Applying this to the formula for entropy, we have

$$ S(X) = -\sum_{x \in \mathcal{X}} p(x) \log_2 p(x) = \mathbb{E}[-\log_2 p(x)] \leq \log_2 \mathbb{E}[1/p(x)] = \log_2 |\mathcal{X}|.$$

The upper bound is achieved when $p(x)$ satisfies a uniform distribution!

Source: https://en.wikipedia.org/wiki/Entropy_(information_theory)#Further_properties

## Entropy and information of the Penguins!
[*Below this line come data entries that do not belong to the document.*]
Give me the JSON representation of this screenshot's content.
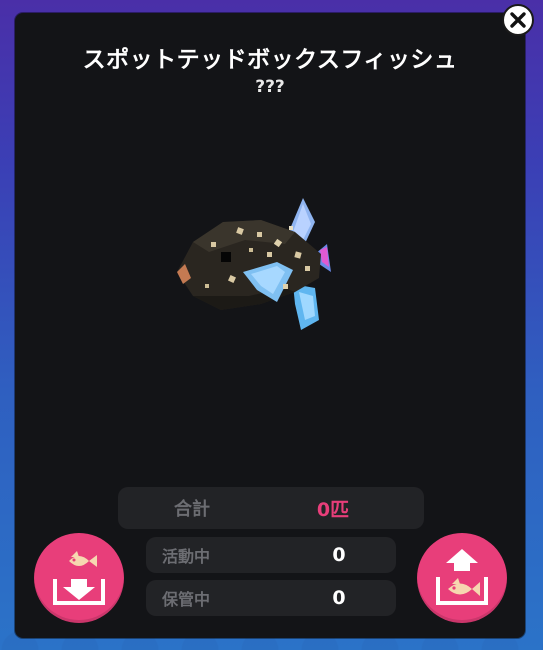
{
  "fish": {
    "name": "スポットテッドボックスフィッシュ",
    "subtitle": "???"
  },
  "stats": {
    "total_label": "合計",
    "total_value": "0匹",
    "active_label": "活動中",
    "active_value": "0",
    "stored_label": "保管中",
    "stored_value": "0"
  },
  "icons": {
    "close": "close-icon",
    "store": "fish-down-tray-icon",
    "release": "fish-up-tray-icon"
  },
  "colors": {
    "accent": "#e83e7a",
    "panel": "#131417",
    "stat_bg": "#222326",
    "label": "#6c6d72"
  }
}
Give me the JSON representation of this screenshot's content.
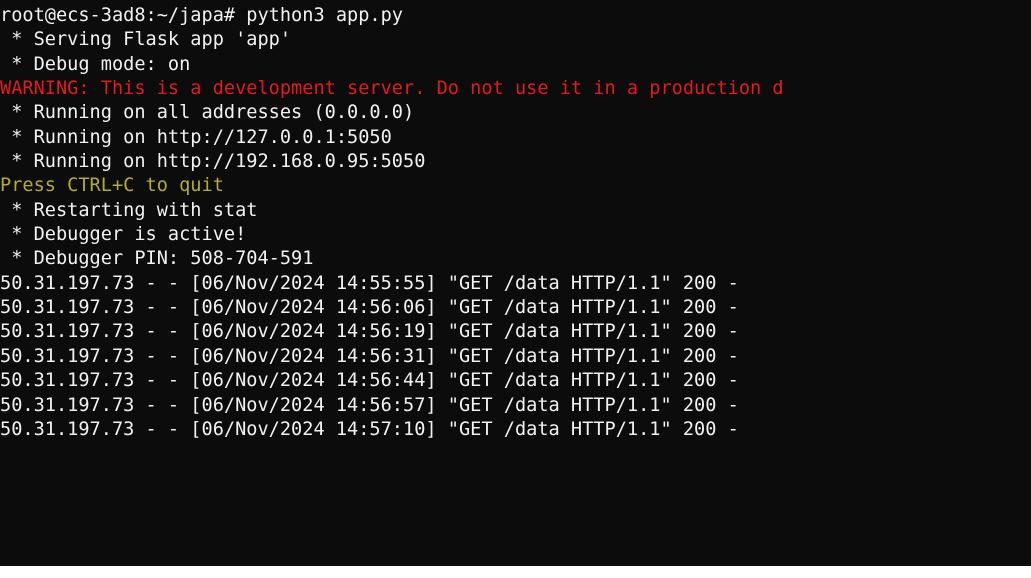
{
  "colors": {
    "background": "#0c0c0c",
    "default_text": "#f2f2f2",
    "warning": "#e31b1b",
    "hint": "#b5ad2a"
  },
  "terminal": {
    "lines": [
      {
        "text": "root@ecs-3ad8:~/japa# python3 app.py",
        "color": "white"
      },
      {
        "text": " * Serving Flask app 'app'",
        "color": "white"
      },
      {
        "text": " * Debug mode: on",
        "color": "white"
      },
      {
        "text": "WARNING: This is a development server. Do not use it in a production d",
        "color": "red"
      },
      {
        "text": " * Running on all addresses (0.0.0.0)",
        "color": "white"
      },
      {
        "text": " * Running on http://127.0.0.1:5050",
        "color": "white"
      },
      {
        "text": " * Running on http://192.168.0.95:5050",
        "color": "white"
      },
      {
        "text": "Press CTRL+C to quit",
        "color": "yellow"
      },
      {
        "text": " * Restarting with stat",
        "color": "white"
      },
      {
        "text": " * Debugger is active!",
        "color": "white"
      },
      {
        "text": " * Debugger PIN: 508-704-591",
        "color": "white"
      },
      {
        "text": "50.31.197.73 - - [06/Nov/2024 14:55:55] \"GET /data HTTP/1.1\" 200 -",
        "color": "white"
      },
      {
        "text": "50.31.197.73 - - [06/Nov/2024 14:56:06] \"GET /data HTTP/1.1\" 200 -",
        "color": "white"
      },
      {
        "text": "50.31.197.73 - - [06/Nov/2024 14:56:19] \"GET /data HTTP/1.1\" 200 -",
        "color": "white"
      },
      {
        "text": "50.31.197.73 - - [06/Nov/2024 14:56:31] \"GET /data HTTP/1.1\" 200 -",
        "color": "white"
      },
      {
        "text": "50.31.197.73 - - [06/Nov/2024 14:56:44] \"GET /data HTTP/1.1\" 200 -",
        "color": "white"
      },
      {
        "text": "50.31.197.73 - - [06/Nov/2024 14:56:57] \"GET /data HTTP/1.1\" 200 -",
        "color": "white"
      },
      {
        "text": "50.31.197.73 - - [06/Nov/2024 14:57:10] \"GET /data HTTP/1.1\" 200 -",
        "color": "white"
      }
    ]
  }
}
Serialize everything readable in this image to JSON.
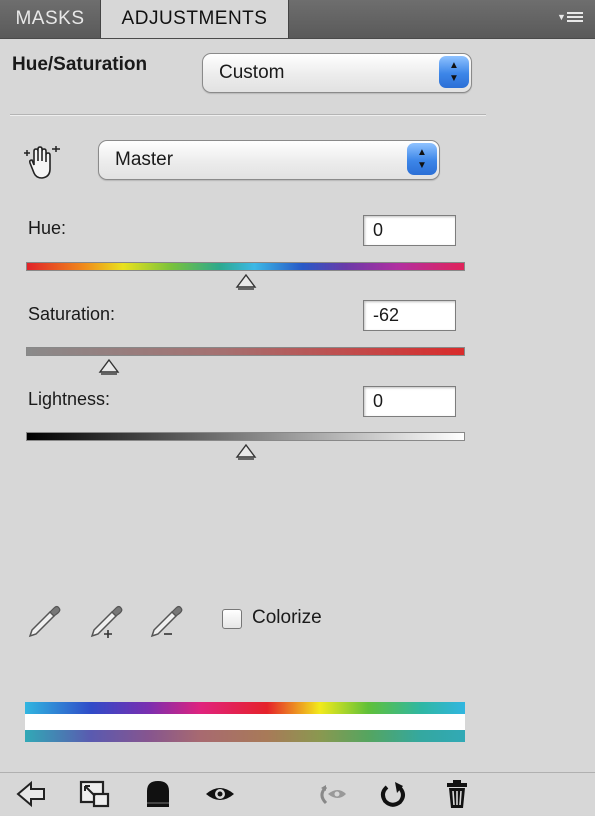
{
  "tabs": {
    "masks": "MASKS",
    "adjustments": "ADJUSTMENTS"
  },
  "panel_menu_icon": "panel-menu-icon",
  "adjustment": {
    "title": "Hue/Saturation",
    "preset": "Custom",
    "channel": "Master"
  },
  "sliders": {
    "hue": {
      "label": "Hue:",
      "value": "0",
      "level": 0.5
    },
    "saturation": {
      "label": "Saturation:",
      "value": "-62",
      "level": 0.19
    },
    "lightness": {
      "label": "Lightness:",
      "value": "0",
      "level": 0.5
    }
  },
  "colorize": {
    "label": "Colorize",
    "checked": false
  },
  "icons": {
    "hand": "targeted-adjustment-icon",
    "eyedropper": "eyedropper-icon",
    "eyedropper_add": "eyedropper-add-icon",
    "eyedropper_subtract": "eyedropper-subtract-icon",
    "back": "back-arrow-icon",
    "expand": "expand-view-icon",
    "clip": "clip-to-layer-icon",
    "visibility": "eye-icon",
    "previous_state": "previous-state-icon",
    "reset": "reset-icon",
    "delete": "trash-icon"
  }
}
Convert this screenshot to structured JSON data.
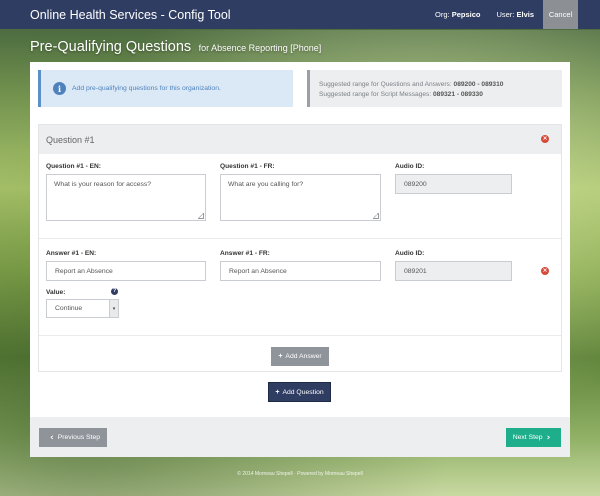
{
  "header": {
    "app_title": "Online Health Services - Config Tool",
    "org_label": "Org:",
    "org_value": "Pepsico",
    "user_label": "User:",
    "user_value": "Elvis",
    "cancel_label": "Cancel"
  },
  "page": {
    "title": "Pre-Qualifying Questions",
    "subtitle": "for Absence Reporting [Phone]"
  },
  "info": {
    "icon": "info-icon",
    "text": "Add pre-qualifying questions for this organization."
  },
  "ranges": {
    "qa_label": "Suggested range for Questions and Answers:",
    "qa_value": "089200 - 089310",
    "script_label": "Suggested range for Script Messages:",
    "script_value": "089321 - 089330"
  },
  "question": {
    "heading": "Question #1",
    "en_label": "Question #1 - EN:",
    "en_value": "What is your reason for access?",
    "fr_label": "Question #1 - FR:",
    "fr_value": "What are you calling for?",
    "audio_label": "Audio ID:",
    "audio_value": "089200"
  },
  "answer": {
    "en_label": "Answer #1 - EN:",
    "en_value": "Report an Absence",
    "fr_label": "Answer #1 - FR:",
    "fr_value": "Report an Absence",
    "audio_label": "Audio ID:",
    "audio_value": "089201",
    "value_label": "Value:",
    "value_selected": "Continue"
  },
  "buttons": {
    "add_answer": "Add Answer",
    "add_question": "Add Question",
    "previous": "Previous Step",
    "next": "Next Step"
  },
  "footer": {
    "text": "© 2014 Morneau Shepell  ·  Powered by Morneau Shepell"
  },
  "colors": {
    "navy": "#2f3d63",
    "teal": "#1fae8c",
    "danger": "#d64a3a",
    "info": "#4f82bd"
  }
}
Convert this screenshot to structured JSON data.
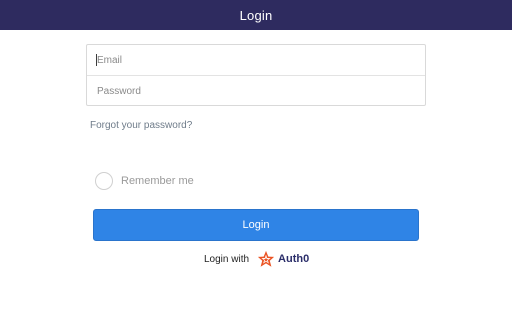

So how does this idea of entropy apply to the Penguins dataset? Let's take the original database $D$ and partition it by the value of the `bill_depth_mm` column:
- A subset where `bill_depth_mm <= t`, called $D_1$
- A subset where `bill_depth_mm > t`, called $D_2$

The variable $t \in \mathbb{R}$ is in general any real number, but we can constrain it for the sake of argument by the minimum and maximum values of `bill_depth_mm`. We will try this partitioning for many values of `t`. For each subset, we can calculate the [information gain](https://developers.google.com/machine-learning/decision-forests/binary-classification) of the split. This can be thought of loosely as how well the partitioning discriminates between the target values as a function of $t.$ Particularly, the information gain $I$ is given by

$$I(D, D_1, D_2) = S(D) - \frac{|D_1|}{|D|}S(D_1) - \frac{|D_2|}{|D|}S(D_2).$$

Importantly, in this case, the entropy is evaluated on the _target column_. So while the partitioning of $D_i$ is done using `t`, the entropies are evaluated on the _target_.

In [None]:
def series_entropy(series):
    """Evalutes the entropy of a pd.Series [of categorical data]."""
    
    unique = np.unique(series)
    probs = [(series == uu).mean() for uu in unique]
    return entropy(np.array(probs))

def get_possible_t_values(series):
    """Gets the minimum number possible values for t."""
    
    unique = np.unique(series)
    diff = np.diff(unique)
    return unique[:-1] + diff / 2.0

def information_gain_continuous_column_split(
    df, target_column_name="species", splitting_column_name="bill_depth_mm"
):
    """Computes the information gain for each of the splits given by t."""
    
    # Compute the original entropy S(X)
    series = df[splitting_column_name]
    t_array = get_possible_t_values(series)
    target_column = df[target_column_name]
    original_series_entropy = series_entropy(target_column)
    L = len(df.index)
    
    # Compute the entropy of the new partitions, weighted by their sizes
    ig_values = []
    for t in t_array:
        
        df1 = df[df[splitting_column_name] <= t]
        L1 = len(df1.index)
        df2 = df[df[splitting_column_name] > t]
        L2 = len(df2.index)
        
        d1_entropy = series_entropy(df1[target_column_name])
        d2_entropy = series_entropy(df2[target_column_name])
        
        ig = original_series_entropy - L1 / L * d1_entropy - L2 / L * d2_entropy

        ig_values.append(ig)
    
    return t_array, np.array(ig_values)

def print_ig_info(
    df=penguins,
    splitting_column_name="flipper_length_mm",
    target_column_name="species"
):

    t_array, ig_array = information_gain_continuous_column_split(
        df,
        target_column_name=target_column_name,
        splitting_column_name=splitting_column_name
    )
    argmax = np.argmax(ig_array)
    split_location = t_array[argmax]
    max_ig = ig_array[argmax]
    print(
        f"The splitting location occurs at {splitting_column_name}=={split_location:.02f}, "
        f"with IG=={max_ig:.02f}"
    )

Iterating through the numerical columns `splitting_column_name` can show us where each split is made, and what the information gain is for making the split. Keep this in mind for the next section: it looks like the first split _should_ be for the `flipper_length_mm` column at a value of roughly 206.

In [None]:
for col in ["bill_length_mm", "bill_depth_mm", "flipper_length_mm", "body_mass_g"]:
    print_ig_info(splitting_column_name=col)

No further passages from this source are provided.